Versäumnisurteil vom 28.01.2004

Vorinstanzen: LG Berlin, AG Charlottenburg


Leitsatz:

Das Tatbestandsmerkmal der “Ausnutzung eines geringen Angebots” (§ 5 Abs. 2 WiStG) ist nur erfüllt, wenn die Mangellage auf dem Wohnungsmarkt für die Vereinbarung der Miete im Einzelfall ursächlich war. Dazu hat der Mieter darzulegen und gegebenenfalls zu beweisen, welche Bemühungen bei der Wohnungssuche er bisher unternommen hat, weshalb diese erfolglos geblieben sind und daß er mangels einer Ausweichmöglichkeit nunmehr auf den Abschluß des für ihn ungünstigen Mietvertrages angewiesen war.

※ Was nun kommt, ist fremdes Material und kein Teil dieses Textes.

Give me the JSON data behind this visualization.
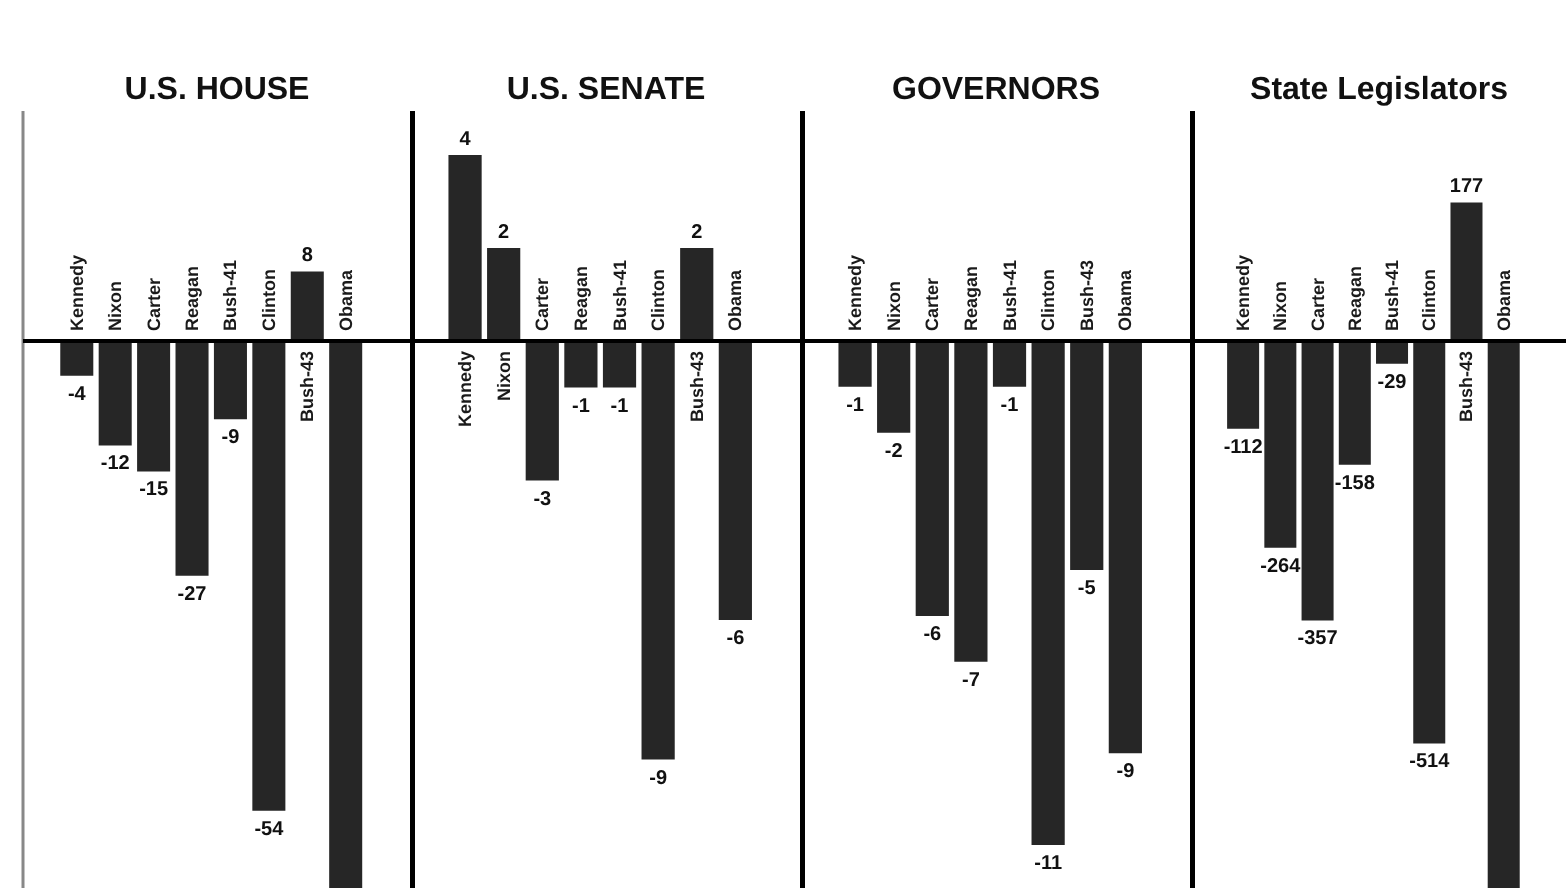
{
  "chart_data": [
    {
      "type": "bar",
      "title": "U.S. HOUSE",
      "categories": [
        "Kennedy",
        "Nixon",
        "Carter",
        "Reagan",
        "Bush-41",
        "Clinton",
        "Bush-43",
        "Obama"
      ],
      "values": [
        -4,
        -12,
        -15,
        -27,
        -9,
        -54,
        8,
        -63
      ],
      "color": "#262626",
      "value_labels": [
        "-4",
        "-12",
        "-15",
        "-27",
        "-9",
        "-54",
        "8",
        null
      ]
    },
    {
      "type": "bar",
      "title": "U.S. SENATE",
      "categories": [
        "Kennedy",
        "Nixon",
        "Carter",
        "Reagan",
        "Bush-41",
        "Clinton",
        "Bush-43",
        "Obama"
      ],
      "values": [
        4,
        2,
        -3,
        -1,
        -1,
        -9,
        2,
        -6
      ],
      "color": "#262626",
      "data_labels": true
    },
    {
      "type": "bar",
      "title": "GOVERNORS",
      "categories": [
        "Kennedy",
        "Nixon",
        "Carter",
        "Reagan",
        "Bush-41",
        "Clinton",
        "Bush-43",
        "Obama"
      ],
      "values": [
        -1,
        -2,
        -6,
        -7,
        -1,
        -11,
        -5,
        -9
      ],
      "color": "#262626",
      "data_labels": true
    },
    {
      "type": "bar",
      "title": "State Legislators",
      "categories": [
        "Kennedy",
        "Nixon",
        "Carter",
        "Reagan",
        "Bush-41",
        "Clinton",
        "Bush-43",
        "Obama"
      ],
      "values": [
        -112,
        -264,
        -357,
        -158,
        -29,
        -514,
        177,
        -700
      ],
      "color": "#262626",
      "value_labels": [
        "-112",
        "-264",
        "-357",
        "-158",
        "-29",
        "-514",
        "177",
        null
      ]
    }
  ]
}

Der VIII. Zivilsenat des Bundesgerichtshofs hat auf die mündliche Verhandlung vom 28. Januar 2004 für Recht erkannt:

Auf die Revision des Beklagten wird das Urteil der Zivilkammer 61 des Landgerichts Berlin vom 22. Mai 2003 aufgehoben.

Die Sache wird zur neuen Verhandlung und Entscheidung, auch über die Kosten des Revisionsverfahrens, an das Landgericht zurückverwiesen.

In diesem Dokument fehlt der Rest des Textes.